C’era molta attesa per La seconda notte di nozze. Perché Avati, pur dotato di una sua inconfondibile poetica, non gode generalmente delle simpatie dei festivalieri snob; e perché la presenza di Katia Ricciarelli, in un ruolo principale, aveva autorizzato qualche diffidenza. Su entrambi i fronti il cineasta bolognese sembra aver vinto. E intanto, in attesa che il film esca a novembre, sta già preparando La cena per farli conoscere, starring Vanessa Incontrada, Inés Sastre, Violante Placido e Diego Abatantuono. Instancabile.
Dice, riferendosi al sodalizio col fratello produttore Antonio: «Il segreto della nostra sopravvivenza artistica? Non abbiamo mai avuto un successo straordinario. Non dovendo piacere per forza a milioni di spettatori, abbiamo potuto praticare con una certa libertà il nostro cinema, senza vivere di rendita, con l’unica preoccupazione di non deludere chi ci segue e ci ama». Ecco il segreto: numeri piccoli. Il che significa anche budget contenuti, quindi redditizi sul piano dei ritorni economici. «Se un film costa otto milioni di euro e ne incassa due che successo è? Con noi non accade mai», sorride.
Accanto a lui ci sono Katia Ricciarelli, Antonio Albanese e Neri Marcorè, protagonisti di questa bizzarra storia che si srotola tra Bologna e Torre Canne, giù in Puglia, nell’estate del 1945, subito dopo la fine della guerra. Come sempre in Avati, rifrangenze autobiografiche ispessiscono il racconto: sicché c’è il ricordo dell’amata madre nella non più giovane ma ancora piacente vedova, Liliana, che viaggia alla volta della Puglia, insieme al figlio scapestrato Nino, nel tentativo di sfuggire alla fame e agli stenti. Lì ritroverà il fratello del marito, Giordano, un omone buono e un po’ svitato, che vive in una bella masseria insieme alle due vecchie zie: lui, colpito «da certe malinconie che i medici non hanno saputo curare», smina i campi, perché non muoiano più bambini.

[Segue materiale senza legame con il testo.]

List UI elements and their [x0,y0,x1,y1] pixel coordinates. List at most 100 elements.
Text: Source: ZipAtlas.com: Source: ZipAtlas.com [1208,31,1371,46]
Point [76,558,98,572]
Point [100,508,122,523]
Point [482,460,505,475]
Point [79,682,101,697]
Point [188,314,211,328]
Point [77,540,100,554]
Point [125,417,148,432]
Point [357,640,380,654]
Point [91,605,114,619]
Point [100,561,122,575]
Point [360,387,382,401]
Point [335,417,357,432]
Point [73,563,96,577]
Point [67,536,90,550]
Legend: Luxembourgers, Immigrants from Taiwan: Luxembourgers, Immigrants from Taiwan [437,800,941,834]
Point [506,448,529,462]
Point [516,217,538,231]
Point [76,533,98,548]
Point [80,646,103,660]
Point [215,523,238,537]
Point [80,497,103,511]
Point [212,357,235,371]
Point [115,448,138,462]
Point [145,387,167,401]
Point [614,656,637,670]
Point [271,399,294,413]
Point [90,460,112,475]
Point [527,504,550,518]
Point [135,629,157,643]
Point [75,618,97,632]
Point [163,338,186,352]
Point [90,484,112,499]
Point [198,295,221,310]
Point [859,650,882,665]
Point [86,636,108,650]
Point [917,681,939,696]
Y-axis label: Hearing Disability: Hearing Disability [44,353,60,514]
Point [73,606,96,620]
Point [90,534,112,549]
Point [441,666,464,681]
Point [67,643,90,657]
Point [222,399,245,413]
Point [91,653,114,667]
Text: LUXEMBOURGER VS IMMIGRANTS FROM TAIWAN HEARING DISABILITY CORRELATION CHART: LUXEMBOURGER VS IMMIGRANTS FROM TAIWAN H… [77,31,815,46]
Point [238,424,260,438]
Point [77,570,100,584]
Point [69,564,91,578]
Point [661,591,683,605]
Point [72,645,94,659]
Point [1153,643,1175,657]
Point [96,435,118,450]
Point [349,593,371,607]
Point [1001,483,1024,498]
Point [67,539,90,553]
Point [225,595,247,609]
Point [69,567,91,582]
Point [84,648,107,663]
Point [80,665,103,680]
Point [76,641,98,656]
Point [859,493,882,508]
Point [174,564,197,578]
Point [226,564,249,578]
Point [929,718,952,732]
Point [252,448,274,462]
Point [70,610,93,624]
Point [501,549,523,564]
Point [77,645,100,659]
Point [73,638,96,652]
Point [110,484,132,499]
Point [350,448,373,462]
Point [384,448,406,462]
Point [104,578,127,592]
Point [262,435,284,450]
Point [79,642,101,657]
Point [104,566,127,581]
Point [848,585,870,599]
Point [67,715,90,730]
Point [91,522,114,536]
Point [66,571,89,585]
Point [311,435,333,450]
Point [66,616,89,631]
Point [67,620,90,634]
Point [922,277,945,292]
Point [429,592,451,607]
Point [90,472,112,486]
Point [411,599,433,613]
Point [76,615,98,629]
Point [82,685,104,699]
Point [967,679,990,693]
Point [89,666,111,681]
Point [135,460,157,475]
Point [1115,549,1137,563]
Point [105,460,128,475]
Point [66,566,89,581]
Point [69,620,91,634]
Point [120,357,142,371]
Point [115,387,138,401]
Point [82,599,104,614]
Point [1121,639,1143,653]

«Auguro a tutti un leggero esaurimento nervoso. Fa bene, di solito se ne esce migliori, più pronti a scavare dentro se stessi, a riconoscere le cose importanti», teorizza Albanese. Ingrassato quindici chili per la parte (li ha già ripersi), l’inventore di Alex Drastico è volato qui al Lido tra una prova e l’altra del suo nuovo spettacolo, Psicoparty, che debutta il 12 ottobre a Fabriano e poi girerà in tutta l’Italia. «Per interpretare Giordano ho ripensato agli anni in cui lavoravo in un centro di psicopatologia infantile, al “Roncati” di Bologna. Sapete, nella follia c’è una tale alternanza di sguardi... È come guardare un cartone animato». Del personaggio, ama il candore lucido, l’onestà totale, la generosità indifesa. «L’apparizione della donna che ha sempre amato lo sconvolge e riattiva in lui un sentimento forte. Per amore è pronto a sacrificare il suo patrimonio. Chi lo farebbe oggi? Si sta perdendo il coraggio di essere buoni, vedo e sento in giro una strana rassegnazione».
Di sicuro non è rassegnata Katia Ricciarelli, reduce dalla rottura con lo Sferisterio di Macerata. Nell’accettare la sfida professionale sapeva di correre qualche rischio, ma ne è valsa la pena. Sullo schermo senza trucco, con abiti lisi e scarpe vecchie, la cantante rende credibile, a tratti toccante, la sua Liliana in cerca di un po’ di pace. «Quando Pupi mi chiamò, non sapevo che fare.

Per rompere il ghiaccio gli dissi: “Cosa vuole che le canti?”. Invece mi voleva come attrice». Ora che ha visto il film è rassicurata. Si piace, confessa di avervi trasfuso semplicemente se stessa. Unico rimpianto: «Avrei voluto avere Pippo al mio fianco, oggi».